Jay Nadeau – Encapsulation of Probiotic Bacteria for Food and Cosmetic Applications
A tremendous number of food and cosmetic products are marketed as “probiotics.” However, studies have shown that the bacteria in these products are largely dead. Micro-encapsulation may be a way to preserve bacterial cells in products stored in the refrigerator or at room temperature, in both oil-based and water-based matrices. In this industry-funded project, we aim to encapsulate beneficial bacteria in chitosan, cellulose, or other biocompatible polymer microcapsules and study their growth and viability by light and electron microscopy.
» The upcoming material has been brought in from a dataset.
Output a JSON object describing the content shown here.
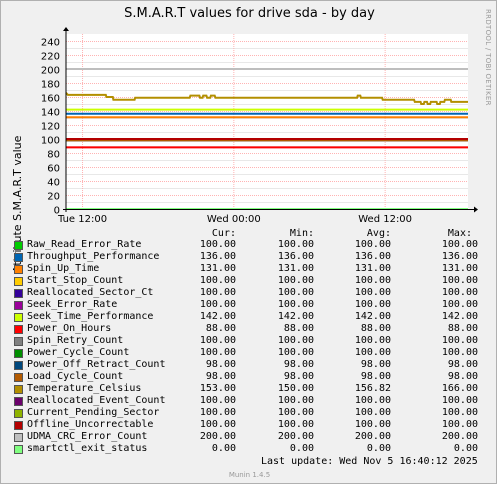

Time-lapse videos under light microscopy will enable visualization of bacterial growth inside the capsules, and electron microscopy will be used to study the microstructure of the capsules and determine bacterial packing rates and morphology. The REU students will team up with a senior staff member and will be involved with making microcapsules, fixing and dehydrating them, using critical point drying (CPD), and embedding/sectioning the capsules for TEM. The students will learn to operate the SEM and TEM instruments independently for imaging of capsules and cells.